Vingt ans de pratique et d’écoute ont permis à Nédra Ben Smaïl de restituer son expérience de psychanalyste à Tunis dans son nouveau livre, Écoutez vos enfants ! Depuis ce lieu d’ancrage, elle appelle les parents, les éducateurs, et plus largement la société, à prendre en compte la parole des petits. Après Vierges ? : La Nouvelle Sexualité des Tunisiennes en 2012 et La Tentation du jihad : Violences et jeunesse à l’abandon en 2017, la présidente de l’Association de formation à la psychanalyse et d’échanges cliniques (AFPEC) explore aujourd’hui l’articulation entre éducation et psychologie de l’enfant, sous le prisme de la culture et des traditions. Un ouvrage contre le silence, ses dangers et sa violence.

AM : Pourquoi faut-il que nous écoutions nos enfants ?

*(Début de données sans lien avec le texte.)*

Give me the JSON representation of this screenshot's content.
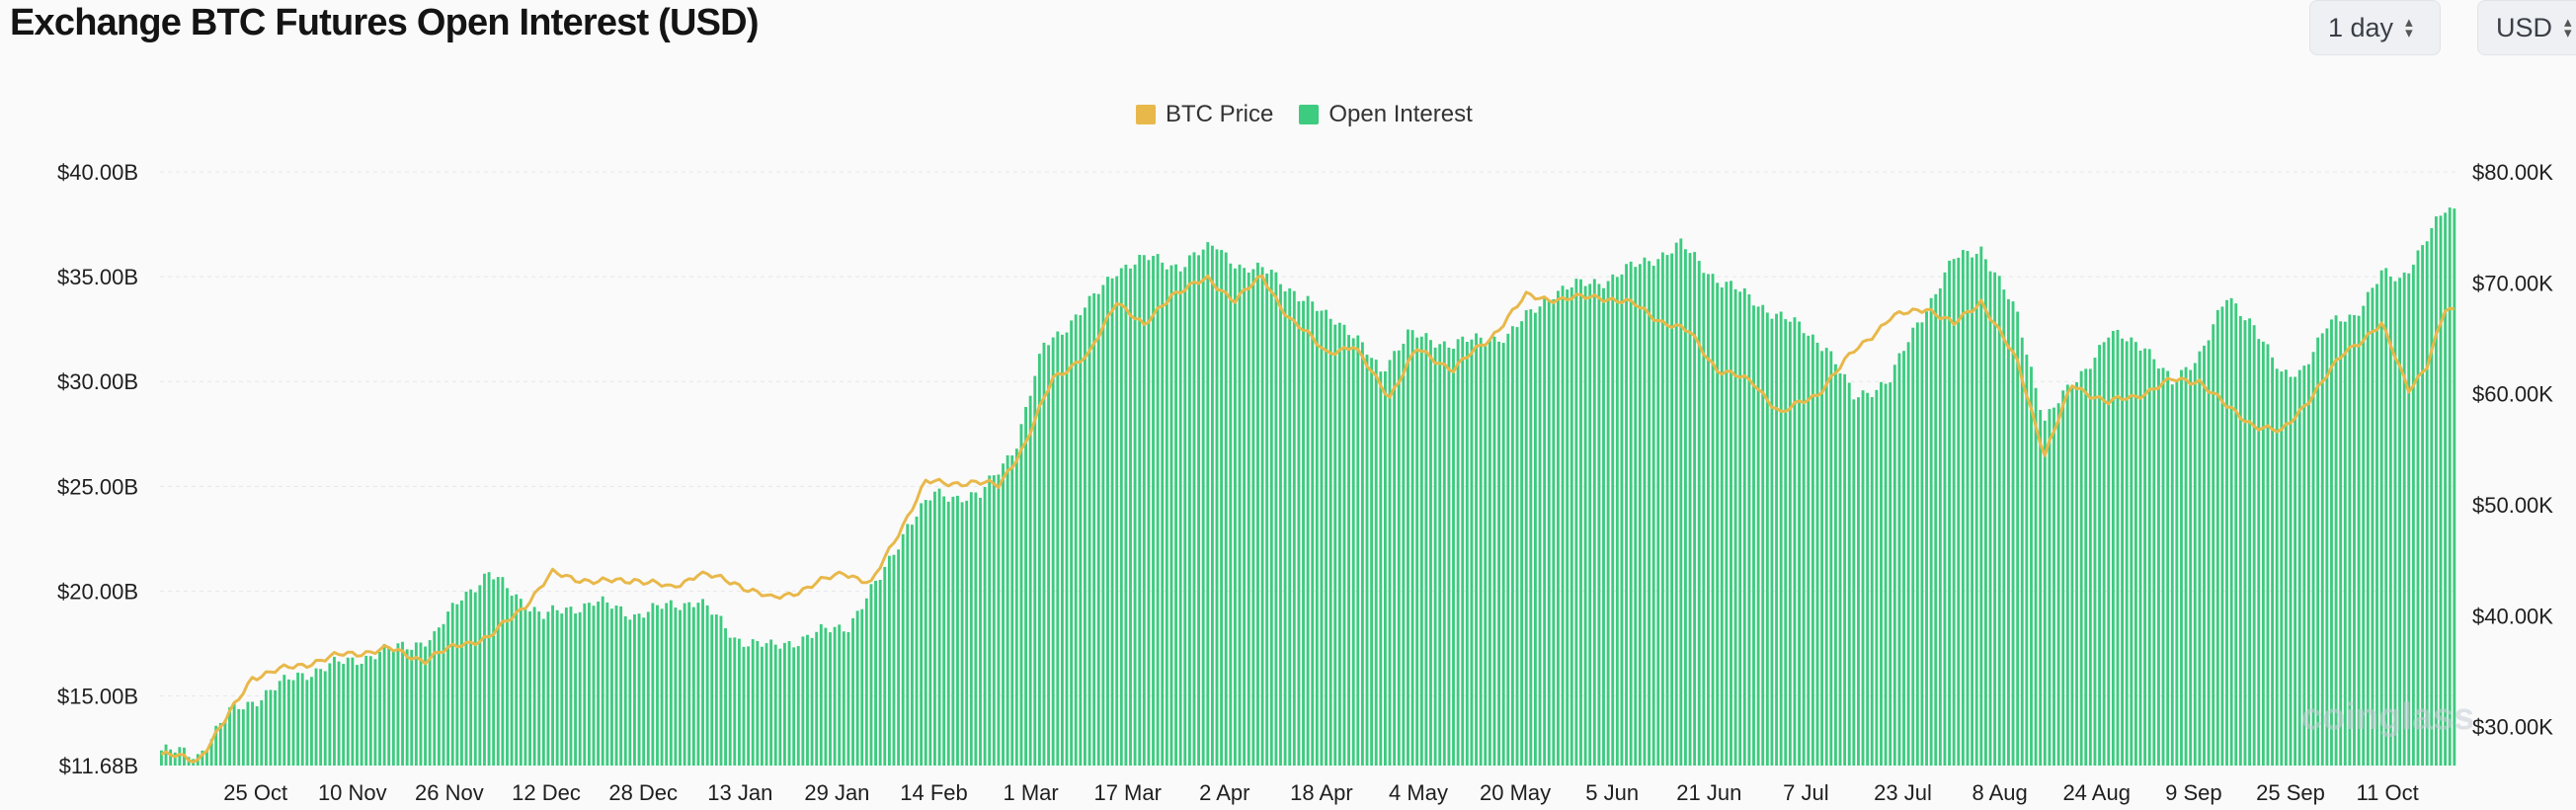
{
  "header": {
    "title": "Exchange BTC Futures Open Interest (USD)"
  },
  "controls": {
    "interval": {
      "value": "1 day"
    },
    "currency": {
      "value": "USD"
    }
  },
  "watermark": "coinglass",
  "colors": {
    "btc_price": "#e8b84a",
    "open_interest": "#3ccb7f",
    "grid": "#e6e8eb"
  },
  "chart_data": {
    "type": "bar",
    "title": "Exchange BTC Futures Open Interest (USD)",
    "legend": [
      "BTC Price",
      "Open Interest"
    ],
    "legend_position": "top-center",
    "grid": true,
    "x_tick_labels": [
      "25 Oct",
      "10 Nov",
      "26 Nov",
      "12 Dec",
      "28 Dec",
      "13 Jan",
      "29 Jan",
      "14 Feb",
      "1 Mar",
      "17 Mar",
      "2 Apr",
      "18 Apr",
      "4 May",
      "20 May",
      "5 Jun",
      "21 Jun",
      "7 Jul",
      "23 Jul",
      "8 Aug",
      "24 Aug",
      "9 Sep",
      "25 Sep",
      "11 Oct"
    ],
    "y_left": {
      "ticks": [
        "$11.68B",
        "$15.00B",
        "$20.00B",
        "$25.00B",
        "$30.00B",
        "$35.00B",
        "$40.00B"
      ],
      "range_b": [
        11.68,
        40
      ]
    },
    "y_right": {
      "ticks": [
        "$30.00K",
        "$40.00K",
        "$50.00K",
        "$60.00K",
        "$70.00K",
        "$80.00K"
      ],
      "range_k": [
        26.5,
        80
      ]
    },
    "series": [
      {
        "name": "Open Interest",
        "kind": "bar",
        "axis": "left",
        "unit": "billion USD",
        "keypoints": [
          [
            0,
            12.4
          ],
          [
            8,
            12.2
          ],
          [
            15,
            14.2
          ],
          [
            22,
            15.0
          ],
          [
            30,
            16.0
          ],
          [
            40,
            16.6
          ],
          [
            52,
            17.3
          ],
          [
            60,
            17.8
          ],
          [
            66,
            19.8
          ],
          [
            72,
            20.8
          ],
          [
            84,
            18.8
          ],
          [
            95,
            19.5
          ],
          [
            104,
            18.9
          ],
          [
            112,
            19.3
          ],
          [
            118,
            19.6
          ],
          [
            126,
            17.8
          ],
          [
            134,
            17.3
          ],
          [
            143,
            17.9
          ],
          [
            151,
            18.4
          ],
          [
            158,
            20.6
          ],
          [
            164,
            23.2
          ],
          [
            170,
            24.6
          ],
          [
            180,
            24.5
          ],
          [
            188,
            27.1
          ],
          [
            194,
            31.7
          ],
          [
            204,
            33.7
          ],
          [
            210,
            35.4
          ],
          [
            218,
            35.9
          ],
          [
            224,
            35.5
          ],
          [
            232,
            36.6
          ],
          [
            238,
            35.2
          ],
          [
            244,
            35.4
          ],
          [
            250,
            33.9
          ],
          [
            258,
            33.1
          ],
          [
            268,
            30.6
          ],
          [
            274,
            32.2
          ],
          [
            284,
            31.8
          ],
          [
            296,
            32.2
          ],
          [
            306,
            34.3
          ],
          [
            318,
            34.9
          ],
          [
            326,
            35.7
          ],
          [
            334,
            36.5
          ],
          [
            342,
            34.9
          ],
          [
            352,
            33.6
          ],
          [
            360,
            32.6
          ],
          [
            366,
            31.7
          ],
          [
            372,
            29.2
          ],
          [
            380,
            30.1
          ],
          [
            386,
            32.8
          ],
          [
            394,
            35.8
          ],
          [
            400,
            36.4
          ],
          [
            408,
            33.1
          ],
          [
            414,
            28.2
          ],
          [
            420,
            29.8
          ],
          [
            428,
            32.2
          ],
          [
            436,
            31.8
          ],
          [
            442,
            29.8
          ],
          [
            448,
            31.4
          ],
          [
            454,
            33.9
          ],
          [
            460,
            32.8
          ],
          [
            466,
            30.2
          ],
          [
            470,
            30.5
          ],
          [
            476,
            32.6
          ],
          [
            482,
            33.2
          ],
          [
            488,
            35.1
          ],
          [
            492,
            34.8
          ],
          [
            498,
            36.9
          ],
          [
            502,
            38.1
          ]
        ]
      },
      {
        "name": "BTC Price",
        "kind": "line",
        "axis": "right",
        "unit": "thousand USD",
        "keypoints": [
          [
            0,
            27.5
          ],
          [
            8,
            27.0
          ],
          [
            14,
            30.5
          ],
          [
            20,
            34.5
          ],
          [
            30,
            35.5
          ],
          [
            40,
            36.5
          ],
          [
            50,
            37.0
          ],
          [
            58,
            36.0
          ],
          [
            66,
            37.5
          ],
          [
            72,
            38.0
          ],
          [
            80,
            41.0
          ],
          [
            86,
            43.8
          ],
          [
            96,
            43.0
          ],
          [
            104,
            43.3
          ],
          [
            112,
            42.5
          ],
          [
            118,
            43.8
          ],
          [
            126,
            43.0
          ],
          [
            134,
            41.5
          ],
          [
            142,
            42.5
          ],
          [
            150,
            44.0
          ],
          [
            156,
            42.8
          ],
          [
            162,
            47.5
          ],
          [
            168,
            52.0
          ],
          [
            176,
            52.0
          ],
          [
            184,
            51.8
          ],
          [
            190,
            55.5
          ],
          [
            196,
            61.5
          ],
          [
            204,
            63.5
          ],
          [
            210,
            68.5
          ],
          [
            216,
            66.0
          ],
          [
            222,
            69.0
          ],
          [
            230,
            70.3
          ],
          [
            236,
            68.5
          ],
          [
            242,
            70.5
          ],
          [
            248,
            66.8
          ],
          [
            256,
            63.8
          ],
          [
            262,
            64.2
          ],
          [
            270,
            59.8
          ],
          [
            276,
            64.0
          ],
          [
            284,
            62.2
          ],
          [
            292,
            65.0
          ],
          [
            300,
            68.8
          ],
          [
            308,
            68.5
          ],
          [
            316,
            68.8
          ],
          [
            324,
            68.0
          ],
          [
            330,
            66.5
          ],
          [
            336,
            65.5
          ],
          [
            342,
            62.2
          ],
          [
            350,
            61.0
          ],
          [
            356,
            58.2
          ],
          [
            364,
            60.0
          ],
          [
            372,
            63.8
          ],
          [
            380,
            66.8
          ],
          [
            388,
            67.8
          ],
          [
            394,
            66.2
          ],
          [
            400,
            68.4
          ],
          [
            408,
            62.8
          ],
          [
            414,
            54.5
          ],
          [
            420,
            60.8
          ],
          [
            428,
            59.2
          ],
          [
            434,
            59.8
          ],
          [
            442,
            61.2
          ],
          [
            448,
            61.2
          ],
          [
            454,
            58.8
          ],
          [
            460,
            57.2
          ],
          [
            466,
            56.5
          ],
          [
            474,
            60.5
          ],
          [
            480,
            63.8
          ],
          [
            488,
            66.2
          ],
          [
            494,
            60.5
          ],
          [
            498,
            62.5
          ],
          [
            502,
            67.5
          ]
        ]
      }
    ]
  }
}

Nédra Ben Smaïl : Le titre de mon ouvrage, Écoutez vos enfants !, est une interpellation adressée aux parents, une formule condensée qui résume ce que devrait être leur éthique vis-à-vis de leurs enfants. Cette formule exprime aussi l’idée qu’il est important d’interroger notre conception de l’enfance, de modifier notre regard sur cette période de construction, de repenser certains automatismes culturels et éducatifs préjudiciables au développement affectif et intellectuel de l’enfant, mais surtout de réinstaurer un rapport de confiance dans la parole avec un adulte. Dans notre culture, on estime encore qu’un enfant ne comprend pas et n’entend pas ce que disent les adultes entre eux. On taxe sa curiosité d’encombrante ou de déplacée. Or, celui-ci est mû par une urgence de comprendre le monde et la manière dont il fonctionne. Faute d’explications, il s’invente une compréhension et une logique parfois fausses, alors qu’avec des mots justes, il peut composer avec la réalité. Toutes les questions des enfants sont importantes. Ils ont besoin de sens. Quand il fait défaut, ils s’angoissent. Les parents ont tout à gagner à prendre en considération ce que leurs enfants ont à dire, à avoir confiance en leur capacité de raisonnement. Ils seront surpris de leur bon sens. Écouter son petit, recueillir son avis et partager le sien avec lui ouvre à la possibilité d’un lien de confiance formidable entre les générations.

D’ordinaire, c’est aux enfants que l’on dit d’écouter les parents…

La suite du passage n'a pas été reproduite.